ADRi Special Study: “Ebb and Flow: Synergies on Marine Biodiversity Conservation in the Philippines”

It is with pleasure to share another ADR Institute’s Special Study entitled “Ebb and Flow: Synergies on Marine Biodiversity Conservation in the Philippines,” authored by Dr. Mary Kristerie A. Baleva, ESQ, Associate Professor at the De La Salle University-Manila.

The importance of marine ecosystems and their contribution to humanity and the planet cannot be overemphasized. Coral reefs alone serve as buffers against severe climatic events, erosion and sedimentation, and contribute to ensuring food security, tourism development, and economic security among others. The Philippines, being the “center of the center of marine shore fish biodiversity,” is home to a myriad of marine life known to science. Despite the vast array of aquatic resources that the Philippines owns, the contribution of ocean-based industries to the GDP remains below 5%, fisherfolk remain the poorest sectors in the society, and risk of depletion remains large due to anthropogenic activities such as overexploitation, destructive fishing practices, illegal, unreported, and unregulated fishing, habitat loss, and pollution.

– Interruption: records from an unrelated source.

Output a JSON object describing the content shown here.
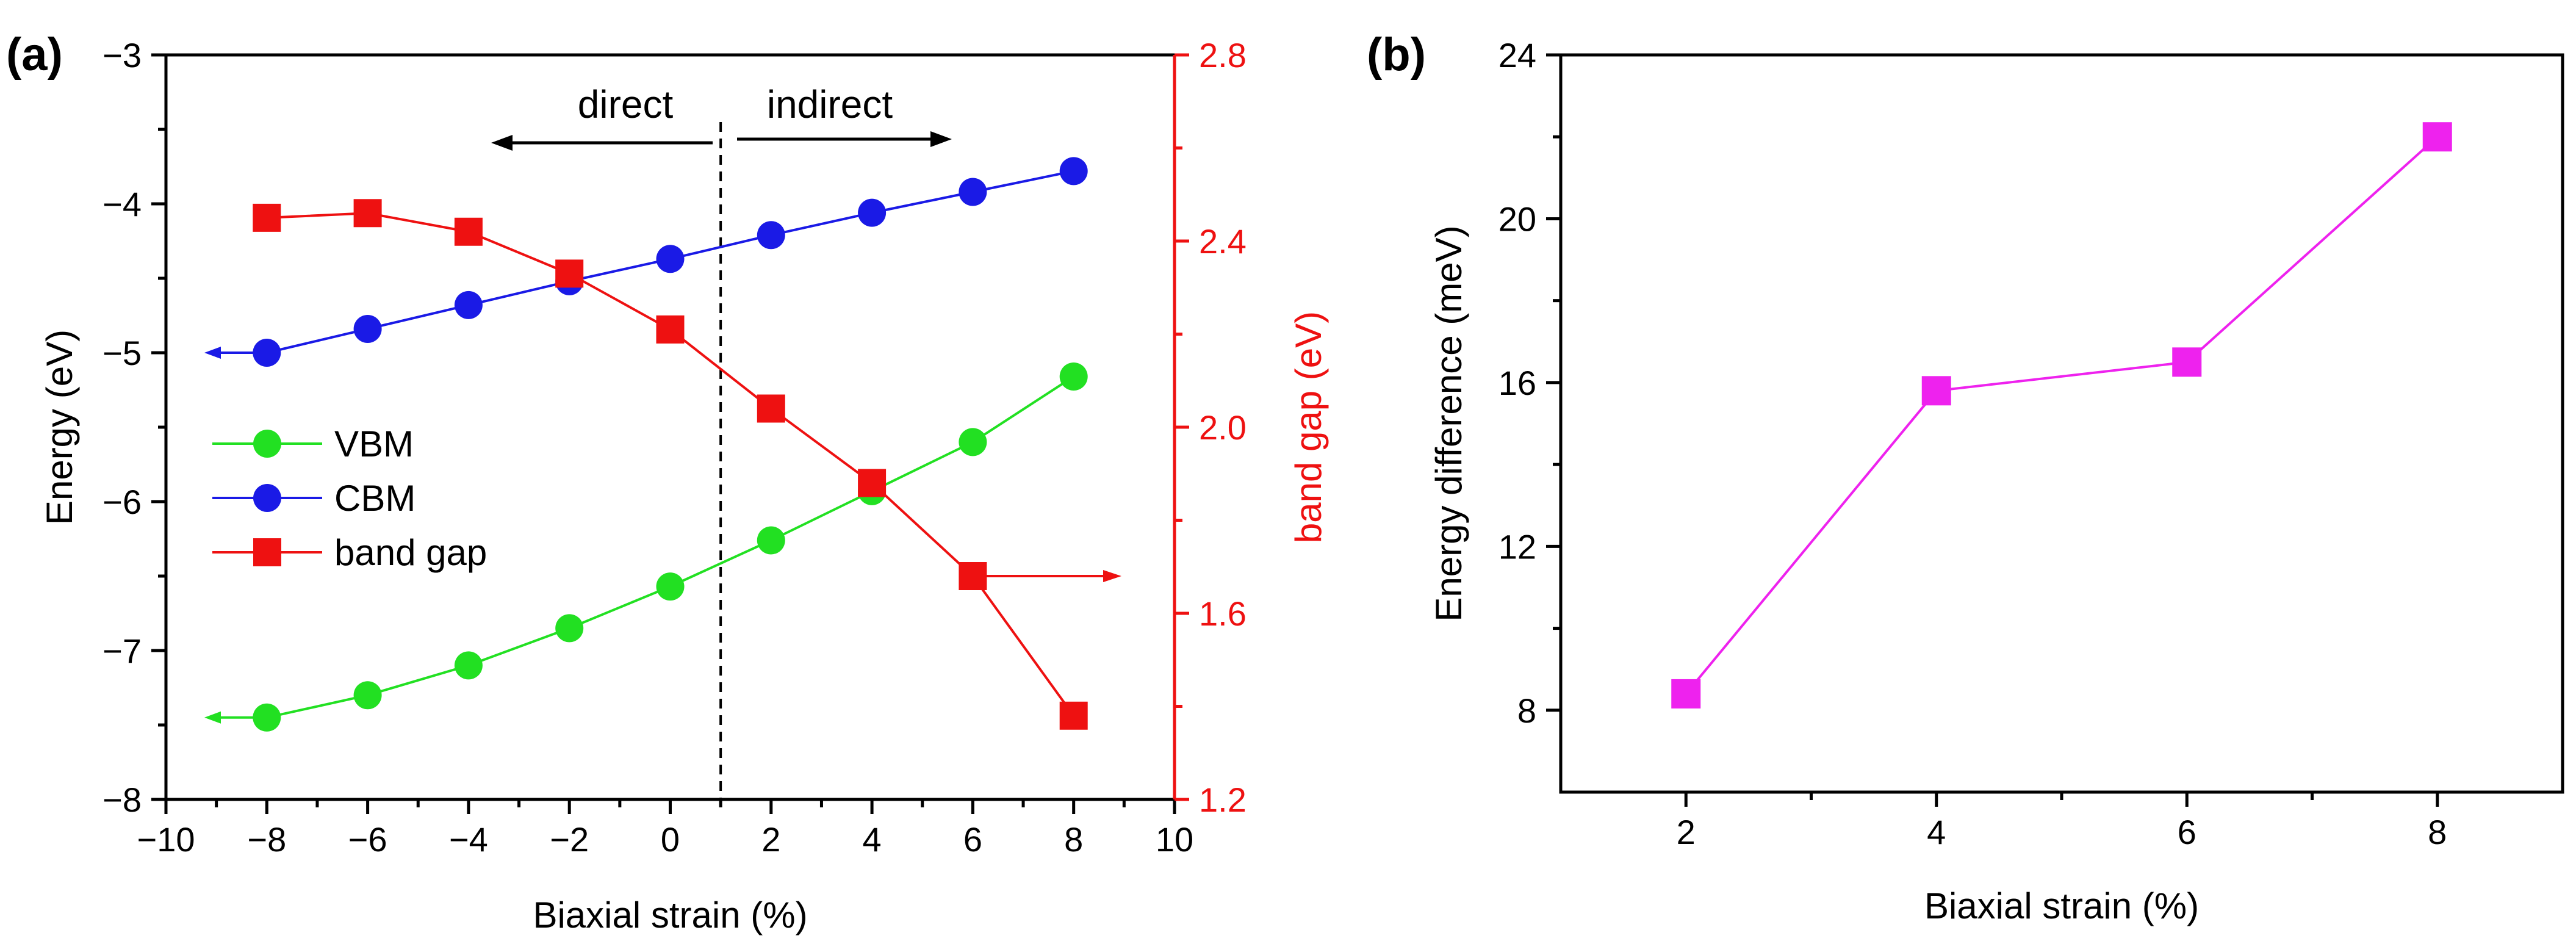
{
  "chart_data": [
    {
      "panel_label": "(a)",
      "type": "line",
      "xlabel": "Biaxial strain (%)",
      "ylabel": "Energy (eV)",
      "y2label": "band gap (eV)",
      "xlim": [
        -10,
        10
      ],
      "ylim": [
        -8,
        -3
      ],
      "y2lim": [
        1.2,
        2.8
      ],
      "xticks": [
        -10,
        -8,
        -6,
        -4,
        -2,
        0,
        2,
        4,
        6,
        8,
        10
      ],
      "xtick_labels": [
        "−10",
        "−8",
        "−6",
        "−4",
        "−2",
        "0",
        "2",
        "4",
        "6",
        "8",
        "10"
      ],
      "yticks": [
        -8,
        -7,
        -6,
        -5,
        -4,
        -3
      ],
      "ytick_labels": [
        "−8",
        "−7",
        "−6",
        "−5",
        "−4",
        "−3"
      ],
      "y2ticks": [
        1.2,
        1.6,
        2.0,
        2.4,
        2.8
      ],
      "y2tick_labels": [
        "1.2",
        "1.6",
        "2.0",
        "2.4",
        "2.8"
      ],
      "x": [
        -8,
        -6,
        -4,
        -2,
        0,
        2,
        4,
        6,
        8
      ],
      "series": [
        {
          "name": "VBM",
          "axis": "left",
          "marker": "circle",
          "color": "#22e022",
          "values": [
            -7.45,
            -7.3,
            -7.1,
            -6.85,
            -6.57,
            -6.26,
            -5.93,
            -5.6,
            -5.16
          ]
        },
        {
          "name": "CBM",
          "axis": "left",
          "marker": "circle",
          "color": "#1a1ae6",
          "values": [
            -5.0,
            -4.84,
            -4.68,
            -4.52,
            -4.37,
            -4.21,
            -4.06,
            -3.92,
            -3.78
          ]
        },
        {
          "name": "band gap",
          "axis": "right",
          "marker": "square",
          "color": "#ee1111",
          "values": [
            2.45,
            2.46,
            2.42,
            2.33,
            2.21,
            2.04,
            1.88,
            1.68,
            1.38
          ]
        }
      ],
      "legend": [
        "VBM",
        "CBM",
        "band gap"
      ],
      "legend_position": "center-left",
      "divider_x": 1,
      "annotations": {
        "direct": "direct",
        "indirect": "indirect"
      }
    },
    {
      "panel_label": "(b)",
      "type": "line",
      "xlabel": "Biaxial strain (%)",
      "ylabel": "Energy difference (meV)",
      "xlim": [
        1,
        9
      ],
      "ylim": [
        6,
        24
      ],
      "xticks": [
        2,
        4,
        6,
        8
      ],
      "xtick_labels": [
        "2",
        "4",
        "6",
        "8"
      ],
      "yticks": [
        8,
        12,
        16,
        20,
        24
      ],
      "ytick_labels": [
        "8",
        "12",
        "16",
        "20",
        "24"
      ],
      "x": [
        2,
        4,
        6,
        8
      ],
      "series": [
        {
          "name": "Energy difference",
          "marker": "square",
          "color": "#ee22ee",
          "values": [
            8.4,
            15.8,
            16.5,
            22.0
          ]
        }
      ]
    }
  ]
}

Assessing the risk and extent of loss resulting from the use (and abuse) of nature is crucial to formulate informed, evidence-based policies. It necessitates, however, the proper assessment and measurement of the value of nature—an objective the Philippines aims to achieve through the passage and implementation of the Philippine Ecosystem and Natural Capital Accounting System Act. The Philippines has also casted its net wide with numerous multilateral environmental agreements (MEAs). These aim to optimize the gains from the various values of biodiversity, while ensuring its protection. Notably, MEAs have the potential to promote regional stability and security. For instance, the Agreement under the United Nations Convention on the Law of the Sea on the Conservation and Sustainable Use of Marine Biological Diversity of Areas Beyond National Jurisdiction (BBNJ Agreement), if ratified by a critical mass of States, has the potential to enhance necessary synergies that could help ease growing geopolitical tensions in the West Philippine Sea in pursuit of its main objective of protecting marine life that after all, knows no borders.

Given the manifold environmental challenges facing the Philippines and the rest of the world, alongside a rapidly evolving geopolitical landscape, synergies among regional and international agreements, and more importantly, efforts to implement them, are crucial now more than ever.